Can Lebanon respond to Macron's requirement to disarm Hezbollah? Sergei Medvedko, associate professor of the Russian State University of Humanitarian Sciences, candidate of historical sciences, journalist, orientalist and Arabist, shares his opinion on the subject in an interview with Pravda.Ru.
"What are interests do Iran and Hezbollah pursue in Lebanon? The West claims that Macron tries to force Hezbollah out from the Middle East."
"Now the Shiite population constitutes a very serious part, almost the majority of the population of Lebanon. They have been living here since time immemorial, but have always been oppressed as second-class people. Today, speaking about them and the Hezbollah party, one should mention that there is more than one party there. Hezbollah emerged from another Shiite organization - Amal, and those people were most effective fighters against the Israeli occupation of southern Lebanon.
"The Lebanese army is much weaker, not even from the point of view of weapons, but rather from the point of view of conviction and fortitude. I know this party and its members - I met its leaders. At first, I had a feeling that, as they say in the West, Hezbollah is a terrorist organization. (Russia does not consider it as such, nor do the Lebanese). When I interviewed the spiritual leader of the party, Sheikh Fadlallah, he realized that I was Belarusian, and he asked whether my father had been a warrior.
"Belarus, he says, is known for its partisan movement. Your relatives who fought, are they considered terrorists?" I say, "Are you out of your mind?" - "Why do your colleagues call us terrorists? Our territory is occupied. Yes, we carry out explosions, we use suicide bombers, but as long as they are staying in the south of the country, we will continue doing so."
"The Israelis speak victoriously about all their wars, but they do not like to remember 2006. That was the year of the invasion after retreat to southern Lebanon when Israel was under the attack of a whole coalition of states - Syria, Lebanon, Jordan, Algeria, Iraq - including Hezbollah.
"That was the only war where the losses were not one to a hundred, as it was before, but one to one. The Israelis lost more than 50 tanks in the first few days alone. They lost their ships and left Lebanon once and for all. And now we hear Macron saying: "Hezbollah must disarm."
"Do you think it will disarm?"
"Well, this is an internal affair of Lebanon, and we shouldn't interfere and talk.

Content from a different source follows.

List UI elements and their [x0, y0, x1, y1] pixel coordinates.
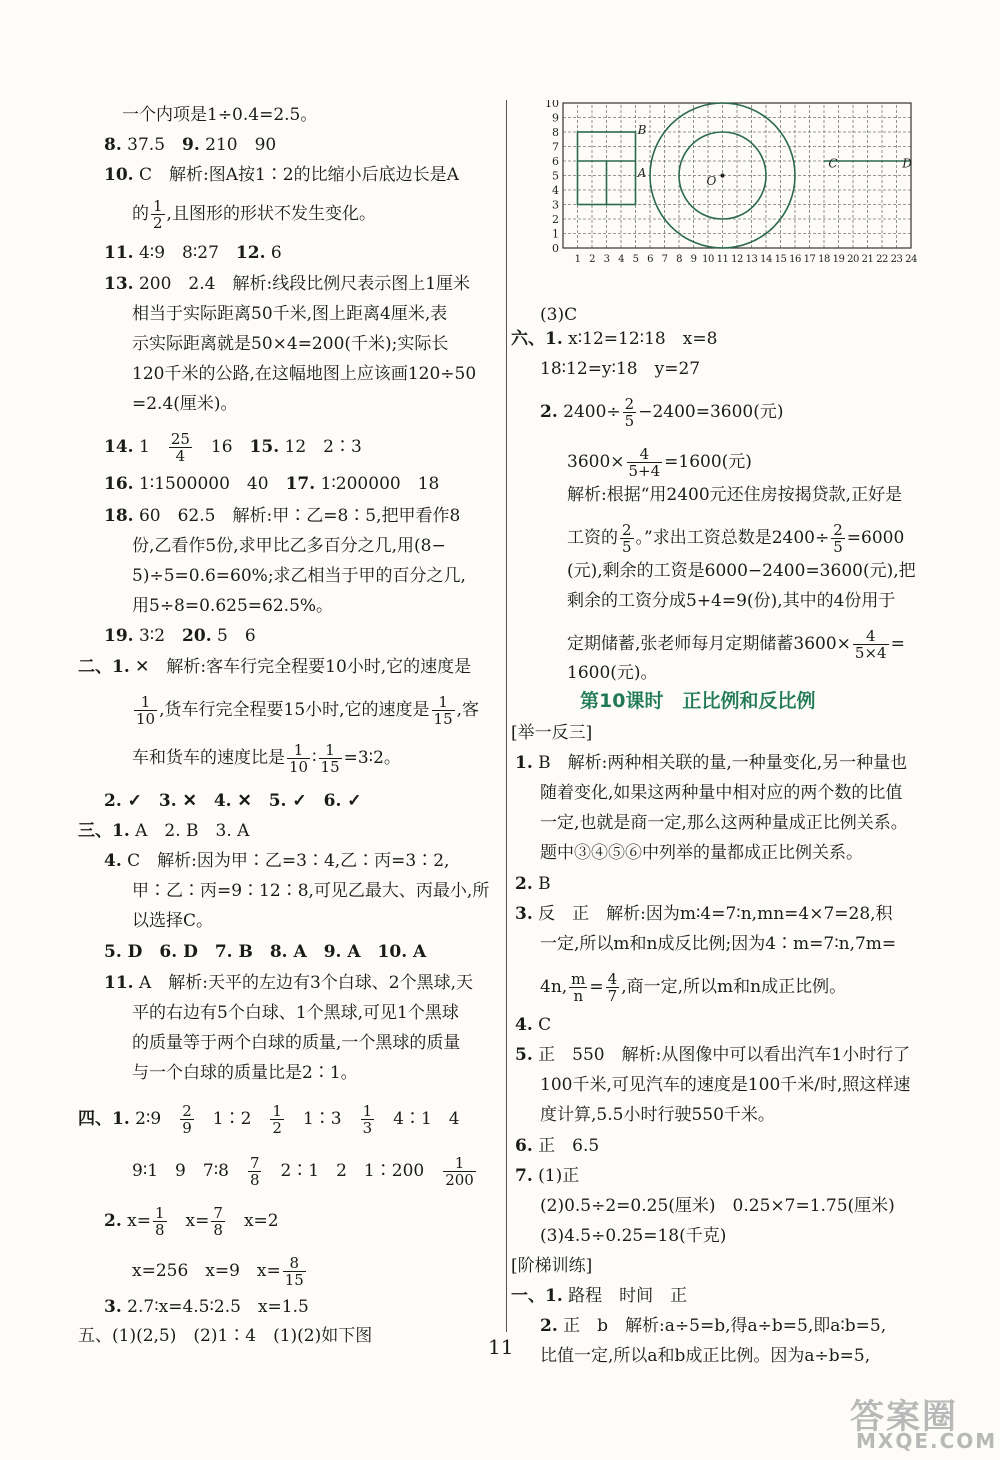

Lebanese President Michel Aoun, a French-born Christian to the bone, a very brave and talented military general, realized that the most patriotic part of Lebanon was Hezbollah, and he created a bloc with the movement. Now he is the president of the country, but Macron wants him out."
"Do they have direct elections, or does the parliament elect the president?"
"It is the parliament that elects and the president must be a Christian. This balance must be respected. This is the most multi-confessional country in the Middle East, where there are all areas of Christianity and Islam. This balance was partly responsible for peace in the nation. Armenians, Christians of all confessions live beautifully there. They have escaped the Turkish extermination, and they thank the Lebanese, because they are always ready to reach out and save those in need."
"What interests does Russia have in Lebanon? Are there any?"
"Russia's interests had been asserted there even during the time of Catherine the Great, when the Russian fleet defended Christians from the Turks. Historically, we have had both the same enemies and the same allies. Wars had been fought against Genghis Khan, Alexander Nevsky had fought crusaders there. Napoleon had fought against the Ottoman Turks too. Well, speaking of modern history, Russia was against Zionism and the Israeli occupation, and Israel felt the sting on its own skin. As for our interests - Orthodox faith arrived from then Great Syria, came Orthodoxy. Back in the day, there was no Jordan, Israel, Lebanon - there was Syria instead all of those states.
"The first baptist of Holy Russia was a monk from those places - Mikhail Sirin. He baptized us, and we received spiritual connections with the Middle East from him. There is still a Russian diaspora there: best engineers, best artists - there are many Russians among those people, and they treat the Russians very well there. The French have left a big mark there and they want to take advantage of it."
"How do you think the state of affairs is going to develop in Lebanon now? What is going to happen to Lebanon?"
"If one wants the situation to grow tense, then one needs to attract the French and the Americans. Believe me, the Lebanese are wise enough. They are one of the most politically literate and educated people - they are not some wild, excuse me, Bedouins. Therefore, they do not need any such instructions of how to act.
I have a feeling that someone is trying to set Muslims against Muslims, Shiites against Sunnis, Christians of all kinds against Christians, and all Christians against all Muslims and so on and so forth. Reading Lebanese coffee grounds makes no sense - this is an unpredictable country.